Real Madrid Dilanda Krisis: Ruang Ganti Terbelah, Performa Merosot, dan Masa Depan Xabi Alonso Terancam
Baca dalam 60 detik
- Real Madrid gagal memanfaatkan keunggulan kandang dan hanya bermain imbang 1-1 melawan Girona, membuat mereka kehilangan puncak klasemen La Liga.
- Ketegangan di ruang ganti meningkat karena metode pelatihan Xabi Alonso dianggap tidak cocok dengan sejumlah pemain bintang, meskipun manajemen masih memberikan dukungan.
- Laga tandang melawan Athletic Bilbao menjadi ujian krusial bagi Alonso untuk membuktikan kemampuannya membalikkan situasi dan memperbaiki citra tim.

Real Madrid tengah menghadapi periode sulit setelah hanya mampu bermain imbang 1-1 melawan Girona pada Minggu malam, yang menyebabkan mereka kehilangan posisi puncak klasemen La Liga kepada Barcelona. Hasil ini merupakan hasil imbang ketiga berturut-turut di liga, setelah sebelumnya ditahan 0-0 oleh Rayo Vallecano dan 2-2 oleh Elche. Kemenangan terakhir Los Blancos di kompetisi domestik terjadi pada 1 November lalu saat menjamu Valencia.

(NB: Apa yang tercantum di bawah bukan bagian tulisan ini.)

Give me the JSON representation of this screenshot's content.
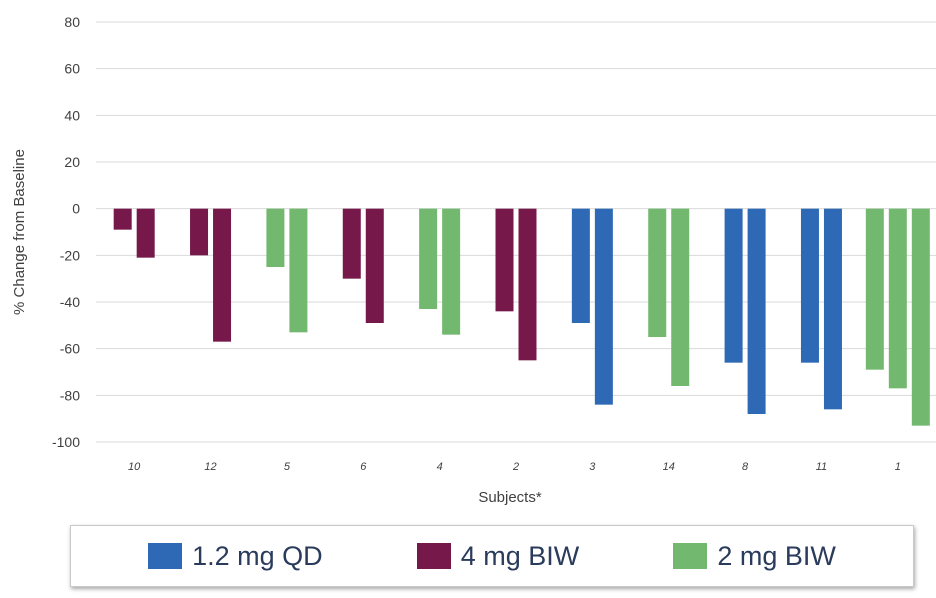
{
  "chart_data": {
    "type": "bar",
    "xlabel": "Subjects*",
    "ylabel": "% Change from Baseline",
    "ylim": [
      -100,
      80
    ],
    "yticks": [
      80,
      60,
      40,
      20,
      0,
      -20,
      -40,
      -60,
      -80,
      -100
    ],
    "grid": true,
    "legend_position": "bottom",
    "colors": {
      "1.2 mg QD": "#2d69b5",
      "4 mg BIW": "#77184a",
      "2 mg BIW": "#72b86f"
    },
    "groups": [
      {
        "subject": "10",
        "bars": [
          {
            "series": "4 mg BIW",
            "value": -9
          },
          {
            "series": "4 mg BIW",
            "value": -21
          }
        ]
      },
      {
        "subject": "12",
        "bars": [
          {
            "series": "4 mg BIW",
            "value": -20
          },
          {
            "series": "4 mg BIW",
            "value": -57
          }
        ]
      },
      {
        "subject": "5",
        "bars": [
          {
            "series": "2 mg BIW",
            "value": -25
          },
          {
            "series": "2 mg BIW",
            "value": -53
          }
        ]
      },
      {
        "subject": "6",
        "bars": [
          {
            "series": "4 mg BIW",
            "value": -30
          },
          {
            "series": "4 mg BIW",
            "value": -49
          }
        ]
      },
      {
        "subject": "4",
        "bars": [
          {
            "series": "2 mg BIW",
            "value": -43
          },
          {
            "series": "2 mg BIW",
            "value": -54
          }
        ]
      },
      {
        "subject": "2",
        "bars": [
          {
            "series": "4 mg BIW",
            "value": -44
          },
          {
            "series": "4 mg BIW",
            "value": -65
          }
        ]
      },
      {
        "subject": "3",
        "bars": [
          {
            "series": "1.2 mg QD",
            "value": -49
          },
          {
            "series": "1.2 mg QD",
            "value": -84
          }
        ]
      },
      {
        "subject": "14",
        "bars": [
          {
            "series": "2 mg BIW",
            "value": -55
          },
          {
            "series": "2 mg BIW",
            "value": -76
          }
        ]
      },
      {
        "subject": "8",
        "bars": [
          {
            "series": "1.2 mg QD",
            "value": -66
          },
          {
            "series": "1.2 mg QD",
            "value": -88
          }
        ]
      },
      {
        "subject": "11",
        "bars": [
          {
            "series": "1.2 mg QD",
            "value": -66
          },
          {
            "series": "1.2 mg QD",
            "value": -86
          }
        ]
      },
      {
        "subject": "1",
        "bars": [
          {
            "series": "2 mg BIW",
            "value": -69
          },
          {
            "series": "2 mg BIW",
            "value": -77
          },
          {
            "series": "2 mg BIW",
            "value": -93
          }
        ]
      }
    ]
  },
  "legend": [
    {
      "label": "1.2 mg QD",
      "color": "#2d69b5"
    },
    {
      "label": "4 mg BIW",
      "color": "#77184a"
    },
    {
      "label": "2 mg BIW",
      "color": "#72b86f"
    }
  ]
}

Kylian Mbappe menjadi pencetak gol tunggal Madrid melalui titik putih, dan kini pemain Prancis itu telah menyumbang 23 dari 41 gol tim di semua kompetisi musim ini. Namun, ketergantungan pada Mbappe justru menyoroti ketidakseimbangan lini serang. Sumber internal klub menyebutkan bahwa trio Mbappe, Vinicius Junior, dan Jude Bellingham sulit untuk bermain bersama secara harmonis, sehingga membuat tim sulit mencapai keseimbangan.

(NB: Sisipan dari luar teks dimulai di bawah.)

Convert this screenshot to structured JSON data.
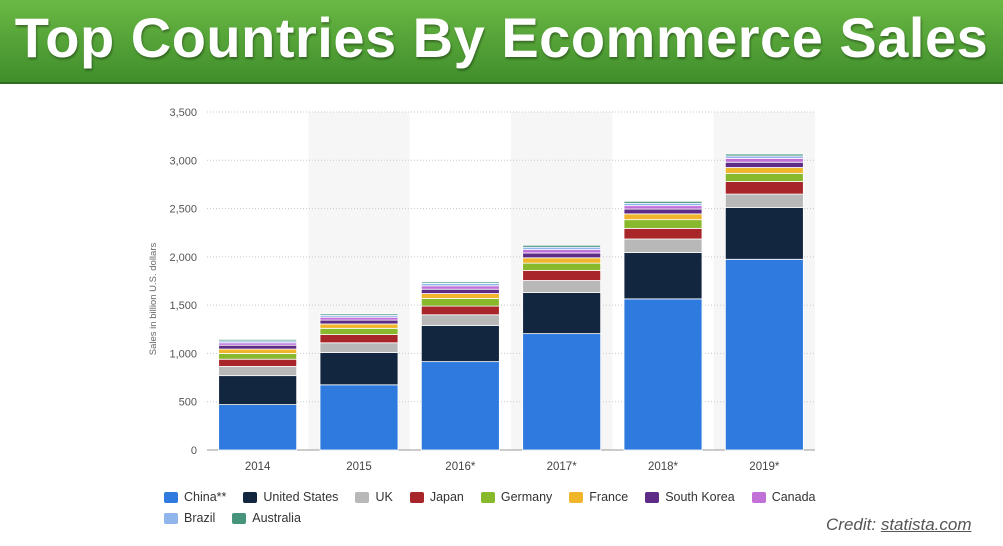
{
  "banner": {
    "title": "Top Countries By Ecommerce Sales"
  },
  "credit": {
    "prefix": "Credit:",
    "link": "statista.com"
  },
  "chart_data": {
    "type": "bar",
    "stacked": true,
    "ylabel": "Sales in billion U.S. dollars",
    "ylim": [
      0,
      3500
    ],
    "yticks": [
      "0",
      "500",
      "1,000",
      "1,500",
      "2,000",
      "2,500",
      "3,000",
      "3,500"
    ],
    "categories": [
      "2014",
      "2015",
      "2016*",
      "2017*",
      "2018*",
      "2019*"
    ],
    "grid": true,
    "alternating_column_shading": true,
    "legend_position": "bottom",
    "series": [
      {
        "name": "China**",
        "color": "#2e7ade",
        "values": [
          470,
          675,
          915,
          1205,
          1565,
          1975
        ]
      },
      {
        "name": "United States",
        "color": "#12263f",
        "values": [
          300,
          335,
          375,
          425,
          480,
          535
        ]
      },
      {
        "name": "UK",
        "color": "#b8b8b8",
        "values": [
          95,
          100,
          110,
          125,
          140,
          140
        ]
      },
      {
        "name": "Japan",
        "color": "#a8262a",
        "values": [
          75,
          85,
          90,
          105,
          110,
          130
        ]
      },
      {
        "name": "Germany",
        "color": "#88b82b",
        "values": [
          60,
          65,
          80,
          75,
          90,
          85
        ]
      },
      {
        "name": "France",
        "color": "#f0b52a",
        "values": [
          45,
          45,
          50,
          55,
          60,
          60
        ]
      },
      {
        "name": "South Korea",
        "color": "#5e2c87",
        "values": [
          40,
          40,
          45,
          50,
          50,
          55
        ]
      },
      {
        "name": "Canada",
        "color": "#c170d8",
        "values": [
          25,
          30,
          35,
          35,
          35,
          40
        ]
      },
      {
        "name": "Brazil",
        "color": "#8fb5ea",
        "values": [
          20,
          20,
          25,
          25,
          25,
          25
        ]
      },
      {
        "name": "Australia",
        "color": "#45947b",
        "values": [
          15,
          15,
          15,
          20,
          20,
          20
        ]
      }
    ]
  }
}
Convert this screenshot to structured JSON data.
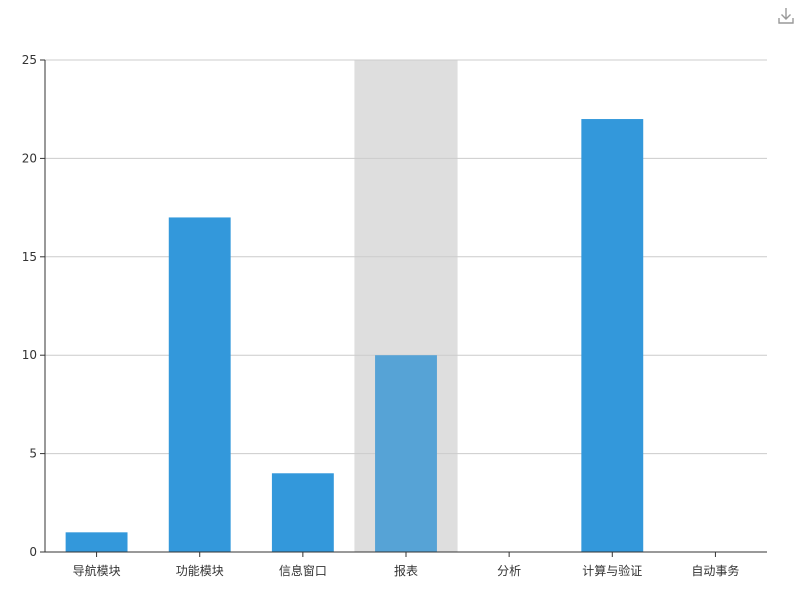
{
  "toolbar": {
    "download_icon": "download-icon"
  },
  "chart_data": {
    "type": "bar",
    "categories": [
      "导航模块",
      "功能模块",
      "信息窗口",
      "报表",
      "分析",
      "计算与验证",
      "自动事务"
    ],
    "values": [
      1,
      17,
      4,
      10,
      0,
      22,
      0
    ],
    "ylim": [
      0,
      25
    ],
    "yticks": [
      0,
      5,
      10,
      15,
      20,
      25
    ],
    "grid": true,
    "highlighted_category": "报表",
    "colors": {
      "bar": "#3398DB",
      "bar_highlight": "#56A3D6",
      "highlight_band": "#DEDEDE",
      "grid": "#CCCCCC",
      "axis": "#333333",
      "text": "#333333"
    }
  }
}
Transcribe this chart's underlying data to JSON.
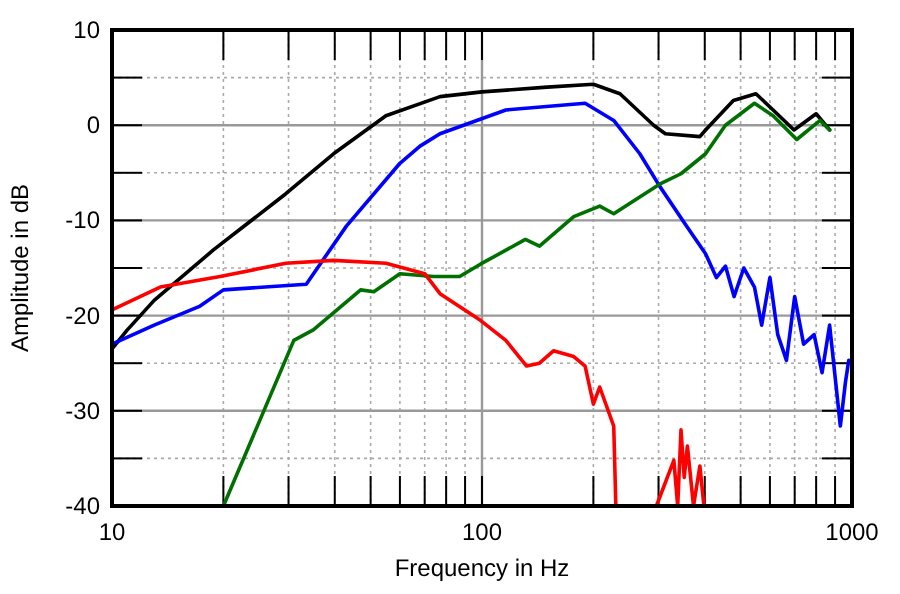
{
  "chart_data": {
    "type": "line",
    "xlabel": "Frequency in Hz",
    "ylabel": "Amplitude in dB",
    "log": "x",
    "grid": true,
    "line_style": "solid",
    "marker": "none",
    "xlim": [
      10,
      1000
    ],
    "ylim": [
      -40,
      10
    ],
    "xticks": [
      10,
      {
        "value": 20,
        "label": null
      },
      {
        "value": 30,
        "label": null
      },
      {
        "value": 40,
        "label": null
      },
      {
        "value": 50,
        "label": null
      },
      {
        "value": 60,
        "label": null
      },
      {
        "value": 70,
        "label": null
      },
      {
        "value": 80,
        "label": null
      },
      {
        "value": 90,
        "label": null
      },
      100,
      {
        "value": 200,
        "label": null
      },
      {
        "value": 300,
        "label": null
      },
      {
        "value": 400,
        "label": null
      },
      {
        "value": 500,
        "label": null
      },
      {
        "value": 600,
        "label": null
      },
      {
        "value": 700,
        "label": null
      },
      {
        "value": 800,
        "label": null
      },
      {
        "value": 900,
        "label": null
      },
      1000
    ],
    "yticks": [
      -40,
      {
        "value": -35,
        "label": null
      },
      -30,
      {
        "value": -25,
        "label": null
      },
      -20,
      {
        "value": -15,
        "label": null
      },
      -10,
      {
        "value": -5,
        "label": null
      },
      0,
      {
        "value": 5,
        "label": null
      },
      10
    ],
    "series": [
      {
        "color": "#000000",
        "x": [
          10,
          11,
          13,
          18.8,
          29.5,
          39.7,
          55,
          77,
          100,
          150,
          200,
          236,
          291,
          313,
          388,
          402,
          478,
          550,
          612,
          697,
          800,
          870
        ],
        "values": [
          -23.5,
          -21.5,
          -18.4,
          -13.1,
          -7.2,
          -3,
          1,
          3,
          3.5,
          4,
          4.3,
          3.3,
          0,
          -0.9,
          -1.2,
          -0.5,
          2.6,
          3.3,
          1.6,
          -0.5,
          1.2,
          -0.5
        ]
      },
      {
        "color": "#0000ff",
        "x": [
          10,
          13,
          17.3,
          20,
          33.5,
          43,
          60,
          68,
          77,
          116,
          190,
          227,
          267,
          302,
          357,
          402,
          430,
          455,
          480,
          510,
          545,
          570,
          600,
          630,
          665,
          700,
          740,
          790,
          830,
          870,
          930,
          960,
          980
        ],
        "values": [
          -23,
          -21,
          -19,
          -17.3,
          -16.7,
          -10.6,
          -4,
          -2.2,
          -0.9,
          1.6,
          2.3,
          0.5,
          -3,
          -6.4,
          -10.6,
          -13.5,
          -16,
          -14.8,
          -18,
          -15,
          -17,
          -21,
          -16,
          -22,
          -24.7,
          -18,
          -23,
          -22,
          -26,
          -21,
          -31.6,
          -27,
          -24.7
        ]
      },
      {
        "color": "#007000",
        "x": [
          20,
          31,
          35,
          47,
          51,
          60,
          74,
          87,
          99,
          131,
          143,
          177,
          208,
          227,
          258,
          302,
          345,
          402,
          455,
          545,
          612,
          709,
          820,
          870
        ],
        "values": [
          -40,
          -22.6,
          -21.5,
          -17.3,
          -17.5,
          -15.6,
          -15.9,
          -15.9,
          -14.6,
          -12,
          -12.7,
          -9.6,
          -8.5,
          -9.3,
          -7.9,
          -6.2,
          -5.1,
          -3,
          0,
          2.3,
          1,
          -1.5,
          0.5,
          -0.5
        ]
      },
      {
        "color": "#ff0000",
        "x": [
          10,
          13.5,
          19.6,
          29.5,
          39.7,
          55,
          70,
          77,
          99,
          116,
          132,
          143,
          156,
          177,
          190,
          200,
          208,
          227,
          230
        ],
        "values": [
          -19.4,
          -17,
          -15.9,
          -14.5,
          -14.2,
          -14.5,
          -15.6,
          -17.7,
          -20.5,
          -22.6,
          -25.3,
          -25,
          -23.7,
          -24.3,
          -25.3,
          -29.3,
          -27.5,
          -31.6,
          -40
        ]
      },
      {
        "color": "#ff0000",
        "x": [
          296,
          330,
          338,
          345,
          352,
          359,
          373,
          388,
          398
        ],
        "values": [
          -40,
          -35.2,
          -40,
          -32,
          -37,
          -33.7,
          -40,
          -35.8,
          -40
        ]
      }
    ]
  }
}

Di balik hasil buruk di lapangan, ruang ganti Real Madrid dilaporkan mulai terbelah. Sejak akhir Oktober, sejumlah pemain inti mengaku tidak puas dengan pendekatan personal Alonso dan konsep sepak bolanya. Meskipun telah diadakan pertemuan antara pelatih dan pemain untuk menjembatani perbedaan, ketegangan masih terasa. Beberapa pemain seperti Mbappe, Federico Valverde, dan Eduardo Camavinga berusaha meredam spekulasi dengan menampilkan performa positif di lapangan, namun setelah laga melawan Girona, tidak ada satu pun pemain yang berbicara kepada media.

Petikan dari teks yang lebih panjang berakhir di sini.